Cada mañana, cuando muchos residentes se apresuran a salir del edificio de apartamentos para comenzar un día de trabajo, el patio al pie de los edificios se convierte en un espacio privado para los ancianos jubilados.
En el amplio patio frente al edificio de apartamentos, los ancianos participan en muchas actividades. Peatones, practicantes de mantenimiento de la salud, personas sentadas en bancos de piedra charlando.
Las historias a veces solo giran en torno al clima, los hijos y nietos o algunas pequeñas cosas de la vida, pero para muchas personas, ese es el período de tiempo que ayuda a que un nuevo día sea menos largo.
Hoy en día, muchas personas mayores optan por pasar de casas sobre pilotes a apartamentos para facilitar la vida, estar cerca de sus hijos y acceder fácilmente a los servicios esenciales.
En algunas familias, la cena se convierte en un raro momento en que toda la familia puede sentarse junta. La mayor parte del día, los ancianos jubilados pasean por el apartamento, ven la televisión o bajan al vestíbulo, pasean, interactúan entre sí para cambiar el ambiente.
Estar mucho en casa también es agotador
Cada mañana, el Sr. Mai Thanh Tùng (73 años, Hanoi) también dedica un tiempo a llevar a su nieto al patio del apartamento a pasear. Para él, no es solo tiempo para cuidar a su nieto, sino también una oportunidad para salir de las cuatro paredes.
Todos los días suelo dedicar entre 30 y 45 minutos por la mañana para llevar a mi nieto a pasear o, a veces, simplemente bajar a sentarme a jugar, a cambiar de ambiente. Estar mucho en casa también me cansa", compartió el Sr. Tùng.

A la edad de más de 60 años, el Sr. Tung dijo que está acostumbrado a que sus hijos y nietos tengan sus propios trabajos y horarios. El hecho de que toda la familia pueda cenar junta ya es algo valioso.
Cada uno de mis hijos y nietos tiene un trabajo ocupado. Pasar tiempo comiendo juntos la cena ya es valioso. Estoy acostumbrado a estar solo todo el día", dijo.
Para la Sra. Bui Thi Ly (74 años, Hanoi), la alegría del día a veces no necesita nada demasiado grande. Solo necesita tener amigos en el mismo complejo de apartamentos para reunirse, charlar y compartir historias cotidianas.
Veo que cada día charlar, confiar en amigos de la misma generación, del mismo lugar de residencia, y luego pasar tiempo con mis hijos y nietos por la noche, eso ya es muy divertido", dijo la Sra. Lý.
Las conversaciones e intercambios entre viejos amigos se han convertido en una alegría, un hábito diario.
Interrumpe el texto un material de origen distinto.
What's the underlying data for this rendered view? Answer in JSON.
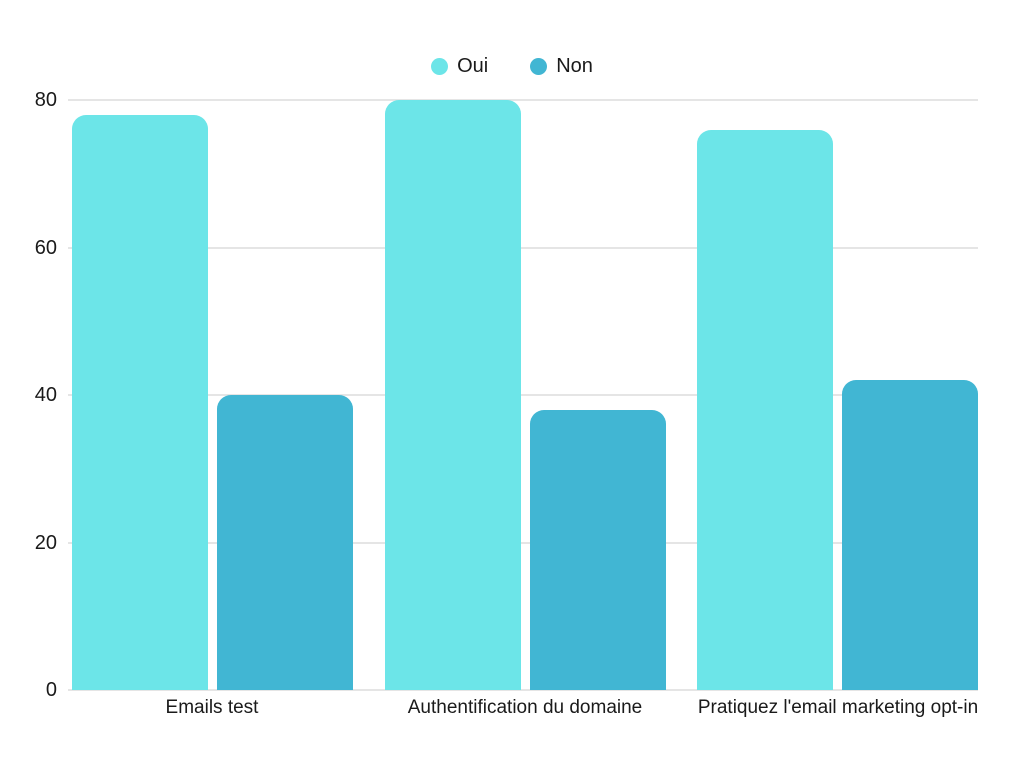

Algunas personas se citan para caminar todas las mañanas. Hay grupos que practican ejercicios de mantenimiento de la salud. Algunas personas simplemente se sientan en bancos de piedra, esperando a que pase un conocido para comenzar la conversación.
En medio de edificios de apartamentos de gran altura, pequeños patios o algunos bancos de piedra que parecen ser solo una parte del espacio de vida común tienen un significado especial para muchas personas mayores.
Es donde se reúnen con amigos, mantienen el hábito de moverse y, lo que es más importante, encuentran su propia comunidad.